The point of a password manager is to enable the use of multiple different passwords and usernames. The point of using multiple, hopefully unique, passwords and usernames is that when joes website gets breached and their passwords and usernames get leaked because they were storing them in plaintext it doesn’t mean all your accounts everywhere else are now compromised.

That happens a lot and if you want to learn how affected you are at this very moment just check haveibeenpwned to see what’s osint on your usernames.

So let’s say you’re appending the classic “monkey1” to your autofilled password manager passwords. You’d be protected from a password manager breach until one of your website logins is breached and someone realizes all your gibberish high entropy passwords have “monkey1” on the end. Considering there are billions of leaked credentials and millions get added each week, that’s kind of like putting wallpaper up so the tank coming through your brick wall has to work a little harder.

So what would be actual good advice? Key rotation. At some interval, clear your cache, browsing history etc and change all your passwords. Now you’re actually protected from breaches of old credentials and current credential breaches are rendered moot.

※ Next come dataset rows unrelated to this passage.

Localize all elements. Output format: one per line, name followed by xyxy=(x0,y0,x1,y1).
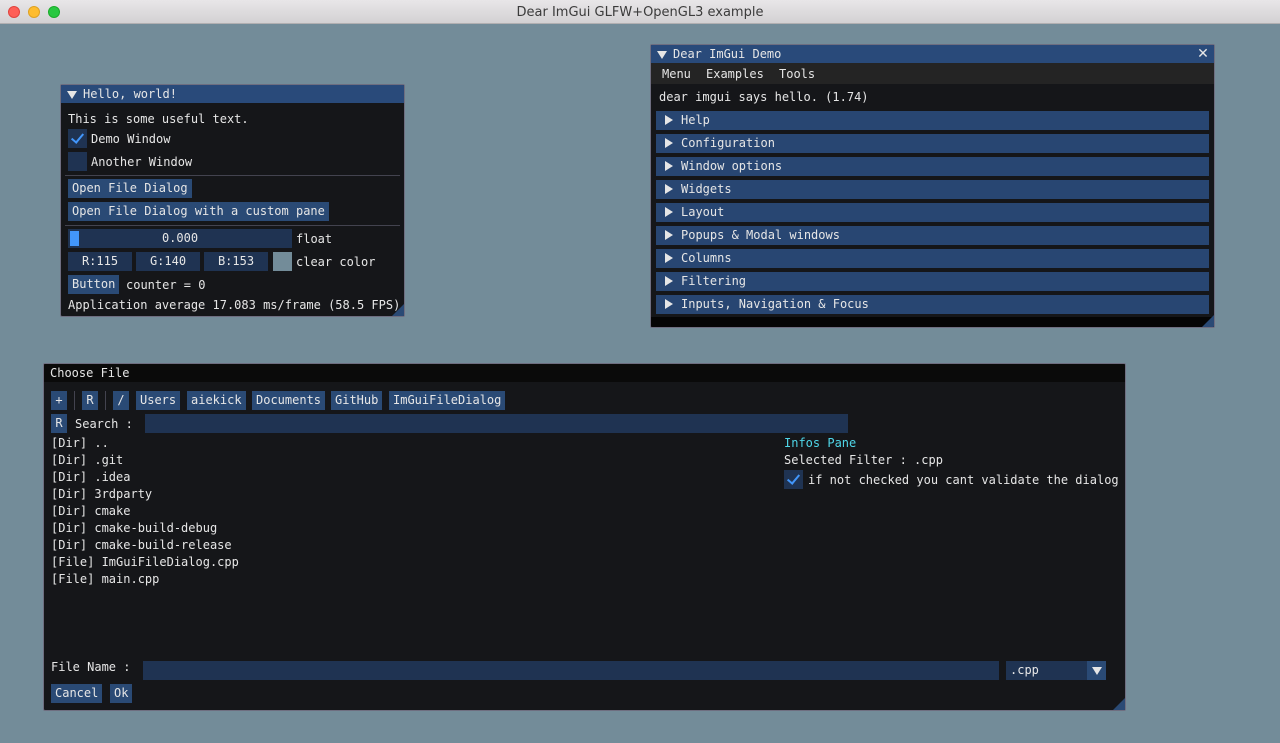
header-layout[interactable]: Layout xyxy=(656,203,1209,222)
ok-button[interactable]: Ok xyxy=(110,684,133,703)
clear-color-swatch[interactable] xyxy=(273,252,292,271)
arrow-right-icon xyxy=(665,184,673,194)
file-list-item[interactable]: [Dir] cmake xyxy=(51,503,130,519)
arrow-right-icon xyxy=(665,115,673,125)
file-list-item[interactable]: [Dir] .. xyxy=(51,435,109,451)
demo-window-titlebar[interactable]: Dear ImGui Demo xyxy=(651,45,1214,63)
counter-text: counter = 0 xyxy=(126,278,206,292)
header-columns[interactable]: Columns xyxy=(656,249,1209,268)
infos-pane-title: Infos Pane xyxy=(784,436,857,450)
header-window-options[interactable]: Window options xyxy=(656,157,1209,176)
new-folder-button[interactable]: + xyxy=(51,391,67,410)
file-name-label: File Name : xyxy=(51,660,131,674)
hello-window-title: Hello, world! xyxy=(83,87,177,101)
clear-color-label: clear color xyxy=(296,255,376,269)
arrow-right-icon xyxy=(665,207,673,217)
useful-text: This is some useful text. xyxy=(68,112,249,126)
separator xyxy=(65,225,400,226)
menu-item-examples[interactable]: Examples xyxy=(706,66,764,82)
path-root-button[interactable]: / xyxy=(113,391,129,410)
demo-window-checkbox[interactable] xyxy=(68,129,87,148)
chevron-down-icon[interactable] xyxy=(1087,661,1106,680)
resize-grip[interactable] xyxy=(392,304,404,316)
arrow-right-icon xyxy=(665,299,673,309)
validate-checkbox-label: if not checked you cant validate the dia… xyxy=(808,473,1119,487)
path-github-button[interactable]: GitHub xyxy=(331,391,383,410)
hello-window-titlebar[interactable]: Hello, world! xyxy=(61,85,404,103)
arrow-right-icon xyxy=(665,230,673,240)
demo-hello-text: dear imgui says hello. (1.74) xyxy=(659,90,869,104)
arrow-right-icon xyxy=(665,276,673,286)
search-input[interactable] xyxy=(145,414,848,433)
file-list-item[interactable]: [Dir] .idea xyxy=(51,469,130,485)
another-window-label: Another Window xyxy=(91,155,193,169)
color-r-field[interactable]: R:115 xyxy=(68,252,132,271)
demo-window-title: Dear ImGui Demo xyxy=(673,47,782,61)
resize-grip[interactable] xyxy=(1202,315,1214,327)
file-name-input[interactable] xyxy=(143,661,999,680)
validate-checkbox[interactable] xyxy=(784,470,803,489)
float-slider[interactable]: 0.000 xyxy=(68,229,292,248)
file-dialog-title: Choose File xyxy=(50,366,130,380)
counter-button[interactable]: Button xyxy=(68,275,120,294)
file-list-item[interactable]: [File] ImGuiFileDialog.cpp xyxy=(51,554,239,570)
float-label: float xyxy=(296,232,333,246)
cancel-button[interactable]: Cancel xyxy=(51,684,103,703)
path-imguifiledialog-button[interactable]: ImGuiFileDialog xyxy=(389,391,506,410)
arrow-right-icon xyxy=(665,161,673,171)
close-icon[interactable]: ✕ xyxy=(1196,45,1210,63)
reset-path-button[interactable]: R xyxy=(82,391,98,410)
file-dialog-window: Choose File + R / Users aiekick Document… xyxy=(43,363,1126,711)
file-list-item[interactable]: [Dir] 3rdparty xyxy=(51,486,152,502)
search-label: Search : xyxy=(75,417,133,431)
separator xyxy=(74,391,75,410)
file-dialog-titlebar[interactable]: Choose File xyxy=(44,364,1125,382)
hello-window: Hello, world! This is some useful text. … xyxy=(60,84,405,317)
path-aiekick-button[interactable]: aiekick xyxy=(187,391,246,410)
os-titlebar: Dear ImGui GLFW+OpenGL3 example xyxy=(0,0,1280,24)
menu-bar: Menu Examples Tools xyxy=(651,63,1214,84)
header-filtering[interactable]: Filtering xyxy=(656,272,1209,291)
arrow-right-icon xyxy=(665,253,673,263)
file-list-item[interactable]: [Dir] cmake-build-release xyxy=(51,537,232,553)
file-list-item[interactable]: [Dir] cmake-build-debug xyxy=(51,520,217,536)
header-popups[interactable]: Popups & Modal windows xyxy=(656,226,1209,245)
demo-window: Dear ImGui Demo ✕ Menu Examples Tools de… xyxy=(650,44,1215,328)
another-window-checkbox[interactable] xyxy=(68,152,87,171)
search-reset-button[interactable]: R xyxy=(51,414,67,433)
open-file-dialog-custom-button[interactable]: Open File Dialog with a custom pane xyxy=(68,202,329,221)
header-widgets[interactable]: Widgets xyxy=(656,180,1209,199)
demo-window-label: Demo Window xyxy=(91,132,171,146)
header-configuration[interactable]: Configuration xyxy=(656,134,1209,153)
open-file-dialog-button[interactable]: Open File Dialog xyxy=(68,179,192,198)
separator xyxy=(105,391,106,410)
color-g-field[interactable]: G:140 xyxy=(136,252,200,271)
color-b-field[interactable]: B:153 xyxy=(204,252,268,271)
header-inputs-navigation[interactable]: Inputs, Navigation & Focus xyxy=(656,295,1209,314)
arrow-right-icon xyxy=(665,138,673,148)
filter-select[interactable]: .cpp xyxy=(1006,661,1106,680)
separator xyxy=(65,175,400,176)
scrollbar-horizontal[interactable] xyxy=(651,317,1214,327)
filter-select-value: .cpp xyxy=(1010,663,1039,677)
resize-grip[interactable] xyxy=(1113,698,1125,710)
float-slider-value: 0.000 xyxy=(161,231,199,245)
fps-text: Application average 17.083 ms/frame (58.… xyxy=(68,298,401,312)
menu-item-menu[interactable]: Menu xyxy=(662,66,691,82)
app-title: Dear ImGui GLFW+OpenGL3 example xyxy=(516,5,764,20)
selected-filter-text: Selected Filter : .cpp xyxy=(784,453,943,467)
header-help[interactable]: Help xyxy=(656,111,1209,130)
menu-item-tools[interactable]: Tools xyxy=(779,66,815,82)
file-list-item[interactable]: [File] main.cpp xyxy=(51,571,159,587)
path-documents-button[interactable]: Documents xyxy=(252,391,326,410)
path-users-button[interactable]: Users xyxy=(136,391,181,410)
file-list-item[interactable]: [Dir] .git xyxy=(51,452,123,468)
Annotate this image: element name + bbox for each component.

If you read all the way down to here, consider not relying on this community for privacy or security advice. The fact that “stupid asshole” was able to easily articulate why something on the list is a waste of time when no one else has done so should raise some eyebrows.

[-] Normo@lemdro.id 2 points 1 day ago

bruh why you are so harsh. It was clearly a mistake on my end 😭😭

[-] stupid_asshole69@hexbear.net 1 points 1 day ago

That’s not harsh. The closing sentences were not meant as an attack on you but as commentary on a pattern in this community.

It’s worth noting that appending a string to your password manager passwords would protect you from simple automated attacks after a password manager breach. Sometimes that’s enough.

[-] eldavi@lemmy.ml 2 points 1 day ago

firefox makes #1, #4 & #5 easy with tabs & profile manager and #3 sounds clever; thanks for that.